February 5, 2010 Art, Contemporary No Comments

Everyone likes boobs, some more than others.

Pick Up Sticks

This was another one of my favorites.

There were a lot of paintings in this series. I posted only a fraction of them. All were really good.

 Copy + Paste from Ace Gallery:

Several years ago while in Paris, John Millei viewed a painting titled Portrait de femme (Dora Maar), 1938, by Pablo Picasso in the collection of the Centre Pompidou. He bought a postcard of the painting, which has been pinned on the wall of his studio since. In the Spring of 2008 he began small studies from it, and eventually used it as inspiration for a new series of paintings titled Woman in a Chair. In a similar manner, the premise for his 2006 series the Procession paintings, was based on his encounter with Giotto’s Procession of the Nuptial Virgin. Also referencing Giorgio Morandi, the series came after Millei visited Giotto’s original Arena Chapel frescoes in Padua, Italy.

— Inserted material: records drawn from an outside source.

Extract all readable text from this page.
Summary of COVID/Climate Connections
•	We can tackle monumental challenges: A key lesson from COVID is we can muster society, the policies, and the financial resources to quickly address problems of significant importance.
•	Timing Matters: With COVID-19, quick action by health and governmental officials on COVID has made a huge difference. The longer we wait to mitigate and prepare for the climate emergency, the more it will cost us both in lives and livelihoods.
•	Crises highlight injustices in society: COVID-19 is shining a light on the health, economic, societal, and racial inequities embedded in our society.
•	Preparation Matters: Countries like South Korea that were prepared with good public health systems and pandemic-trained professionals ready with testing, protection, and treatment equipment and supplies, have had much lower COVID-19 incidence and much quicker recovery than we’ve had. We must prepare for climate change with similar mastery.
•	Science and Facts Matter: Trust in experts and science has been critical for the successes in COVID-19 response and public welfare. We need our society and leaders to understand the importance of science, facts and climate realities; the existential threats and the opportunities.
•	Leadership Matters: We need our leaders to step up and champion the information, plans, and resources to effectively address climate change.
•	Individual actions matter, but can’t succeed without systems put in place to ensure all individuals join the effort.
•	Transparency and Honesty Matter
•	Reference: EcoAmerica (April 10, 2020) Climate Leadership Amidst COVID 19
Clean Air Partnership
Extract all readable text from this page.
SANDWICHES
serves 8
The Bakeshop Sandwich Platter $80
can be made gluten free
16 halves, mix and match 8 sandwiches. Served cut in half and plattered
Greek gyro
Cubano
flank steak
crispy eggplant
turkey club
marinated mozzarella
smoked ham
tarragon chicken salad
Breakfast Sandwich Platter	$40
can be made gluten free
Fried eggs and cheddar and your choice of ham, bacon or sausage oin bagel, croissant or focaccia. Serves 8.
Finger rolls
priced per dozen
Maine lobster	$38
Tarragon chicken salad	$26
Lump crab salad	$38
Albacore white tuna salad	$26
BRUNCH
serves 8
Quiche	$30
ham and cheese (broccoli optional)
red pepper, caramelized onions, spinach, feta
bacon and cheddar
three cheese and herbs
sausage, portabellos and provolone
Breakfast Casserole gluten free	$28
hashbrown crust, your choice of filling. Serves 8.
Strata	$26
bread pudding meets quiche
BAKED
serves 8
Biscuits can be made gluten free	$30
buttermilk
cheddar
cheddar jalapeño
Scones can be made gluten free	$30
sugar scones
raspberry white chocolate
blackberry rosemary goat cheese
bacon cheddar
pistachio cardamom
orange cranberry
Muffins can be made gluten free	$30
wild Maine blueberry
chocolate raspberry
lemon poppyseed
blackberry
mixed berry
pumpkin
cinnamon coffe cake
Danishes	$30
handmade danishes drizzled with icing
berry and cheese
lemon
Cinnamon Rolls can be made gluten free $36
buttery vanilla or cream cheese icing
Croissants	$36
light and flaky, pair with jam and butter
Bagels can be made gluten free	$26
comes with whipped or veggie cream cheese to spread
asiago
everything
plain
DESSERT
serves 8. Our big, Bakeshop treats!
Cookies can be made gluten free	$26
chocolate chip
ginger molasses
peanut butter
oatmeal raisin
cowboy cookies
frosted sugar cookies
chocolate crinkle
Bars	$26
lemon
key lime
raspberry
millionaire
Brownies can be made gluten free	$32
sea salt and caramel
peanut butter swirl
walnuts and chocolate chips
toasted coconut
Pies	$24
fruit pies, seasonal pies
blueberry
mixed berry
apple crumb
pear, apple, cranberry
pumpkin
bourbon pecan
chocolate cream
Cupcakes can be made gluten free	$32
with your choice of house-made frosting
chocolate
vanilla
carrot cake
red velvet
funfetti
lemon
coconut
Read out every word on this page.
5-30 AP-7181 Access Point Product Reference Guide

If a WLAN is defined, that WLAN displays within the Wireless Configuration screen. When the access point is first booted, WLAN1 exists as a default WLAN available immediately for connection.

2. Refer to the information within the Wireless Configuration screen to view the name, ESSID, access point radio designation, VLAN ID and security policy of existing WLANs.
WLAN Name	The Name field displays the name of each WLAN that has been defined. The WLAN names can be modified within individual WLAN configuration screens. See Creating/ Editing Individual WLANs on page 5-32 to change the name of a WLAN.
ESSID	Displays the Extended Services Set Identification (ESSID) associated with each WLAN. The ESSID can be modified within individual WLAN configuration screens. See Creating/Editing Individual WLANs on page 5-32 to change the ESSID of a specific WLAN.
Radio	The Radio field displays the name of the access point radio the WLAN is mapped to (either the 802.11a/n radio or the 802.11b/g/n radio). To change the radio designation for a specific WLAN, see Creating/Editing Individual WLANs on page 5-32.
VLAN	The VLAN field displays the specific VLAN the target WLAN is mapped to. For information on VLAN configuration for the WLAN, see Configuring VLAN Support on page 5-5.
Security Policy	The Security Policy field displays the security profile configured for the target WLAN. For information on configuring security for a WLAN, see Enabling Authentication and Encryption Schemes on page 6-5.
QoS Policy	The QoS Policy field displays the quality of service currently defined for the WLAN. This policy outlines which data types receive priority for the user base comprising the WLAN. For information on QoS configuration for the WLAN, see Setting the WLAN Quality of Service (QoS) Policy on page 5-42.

Picasso used the model of the woman in a chair as a theme throughout his long career and various stylistic periods. Millei’s attraction to Portrait de femme (Dora Maar) proved to be an apt historical model from a most fertile period around Picasso’s painting of Guernica. After extensive studies in watercolor and with small sized canvases, Millei gravitated toward 9ft high canvases utilizing oil and flashe. In Millei’s new work, the paintings reveal a singular approach to the abstract figure, considerably altered in each using stylistic tropes from previous series within his own career; in one, reappearing as thick impasto flower ‘hands’ or stenciled dots for ‘eyes.’ The paintings are individually titled rather than numbered, to break sequence, i.e. Woman in a Chair (Blinkers), with only one painting which actually references Picasso in its title: Woman in a Chair (after Picasso). Millei’s work here mirrors Picasso’s approach in that for each, the subject becomes an armature for their own sets of painterly concerns. These ‘after-images’ are neither about Dora as a subject nor deconstructing Picasso, but the Woman in a Chair as a template, abstract idea and framework, using received and known culture to reinforce Millei’s individual statements. Many artists have engaged their predecessors work as departure points for their own. In Millei’s paintings after painting, the territory is redefined again.